Commenting on this aspect of the situation, Mr. Lippmann discusses this very example of the broker, John Smith, and his hypothetical bankruptcy. “That overt act,” says Mr. Lippmann,[40] “‘uncovers’ the news about Smith. Whether the news will be followed up or not is another matter. The point is that before a series of events become news they have usually to make themselves noticeable in some more or less overt act. Generally, too, in a crudely overt act. Smith’s friends may have known for years that he was taking risks, rumors may even have reached the financial editor if Smith’s friends were talkative. But apart from the fact that none of this could be published because it would be libel, there is in these rumors nothing definite on which to peg a story. Something definite must occur that has unmistakable form. It may be the act of going into bankruptcy, it may be a fire, a collision, an assault, a riot, an arrest, a denunciation, the introduction of a bill, a speech, a vote, a meeting, the expressed opinion of a well-known citizen, an editorial in a newspaper, a sale, a wage-schedule, a price change, the proposal to build a bridge.... There must be a manifestation. The course of events must assume a certain definable shape, and until it is in a phase where some aspect is an accomplished fact, news does not separate itself from the ocean of possible truth.”

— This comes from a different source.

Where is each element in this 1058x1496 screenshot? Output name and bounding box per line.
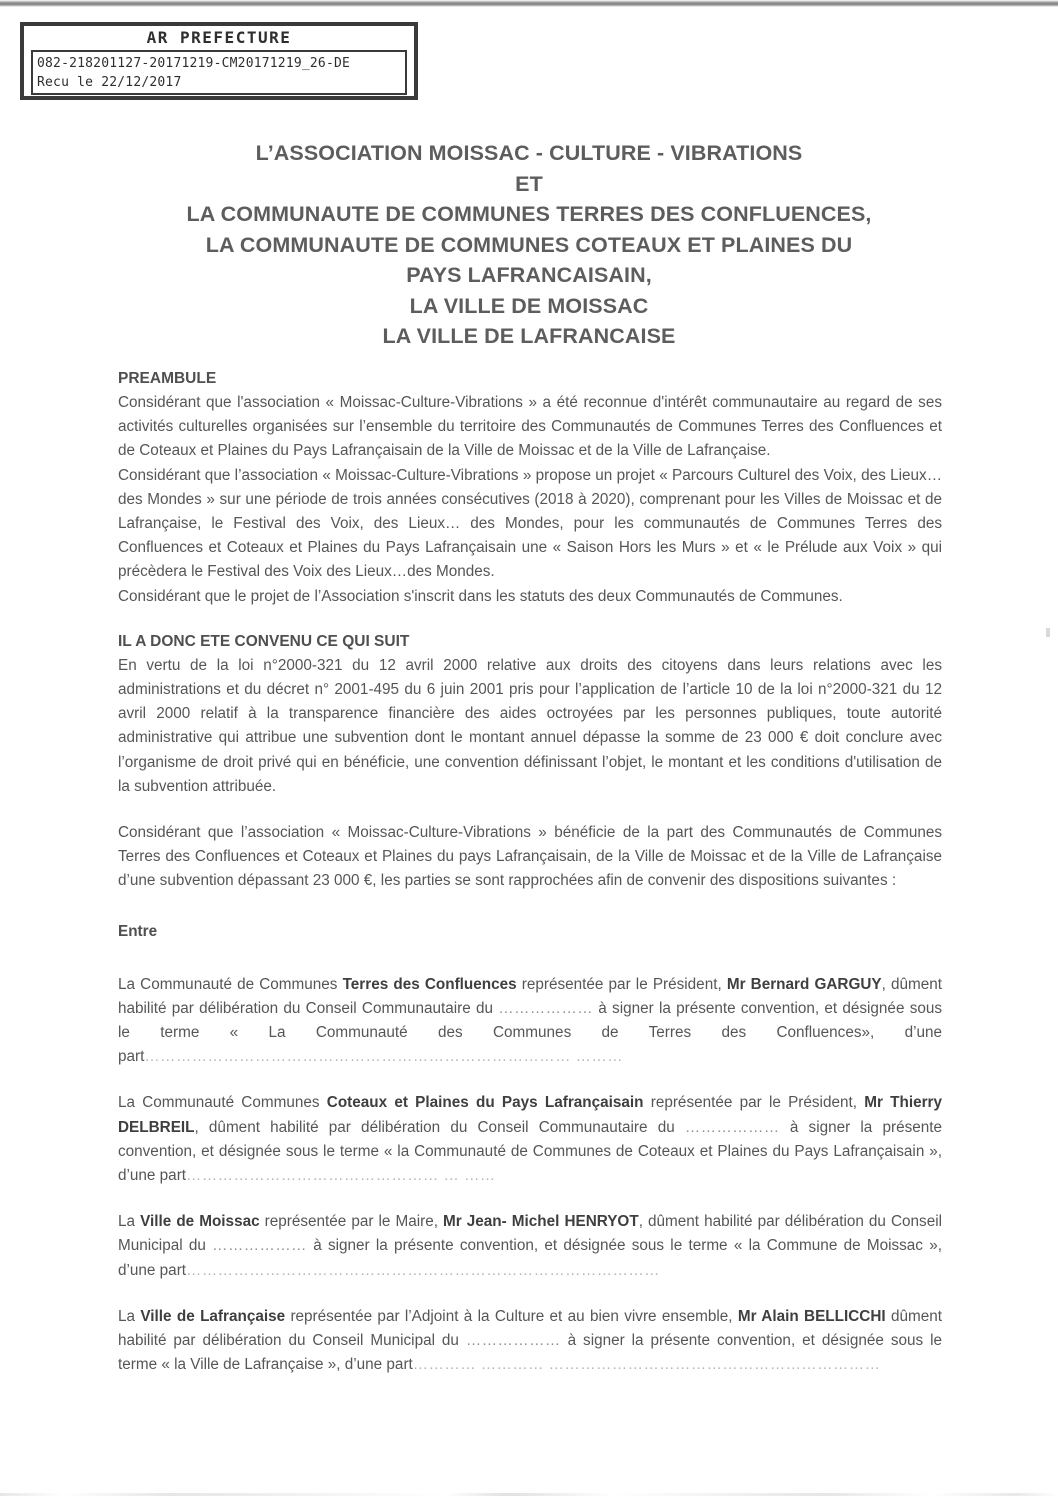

From the point of view of the practical journalist, Mr. Irwin has applied this observation to the making of the news of the day. He says:[41] “I state a platitude when I say that government by the people is the essence of democracy. In theory, the people watch and know; when, in the process of social and industrial evolution, they see a new evil becoming important, they found institutions to regulate it or laws to repress it. They cannot watch without light, know without teachers. The newspaper, or some force like it, must daily inform them of things which are shocking and unpleasant in order that democracy, in its slow, wobbling motion upward, may perceive and correct. It is good for us to know that John Smith, made crazy by drink, came home and killed his wife. Startled and shocked, but interested, we may follow the case of John Smith, see that justice in his case is not delayed by his pull with Tammany. Perhaps, when there are enough cases of John Smith, we shall look into the first causes and restrain the groggeries that made him momentarily mad or the industrial oppression that made him permanently an undernourished, overnerved defective. It is good to know that John Jones, a clerk, forged a check and went to jail. For not only shall we watch justice in his case, but some day we shall watch also the fraudulent race-track gambling that tempted him to theft. If every day we read of those crimes which grow from the misery of New York’s East Side and Chicago’s Levee, some day democracy may get at the ultimate causes for overwork, underfeeding, tenement crowding.
“No other method is so forcible with the public as driving home the instance which points the moral. General description of bad conditions fails, somehow, to impress the average mind. One might have shouted to Shreveport day after day that low dives make dangerous negroes, and created no sentiment against saloons. But when a negro, drunk on bad gin which he got at such a dive, assaulted and killed Margaret Lear, a schoolgirl, Shreveport voted out the saloon.”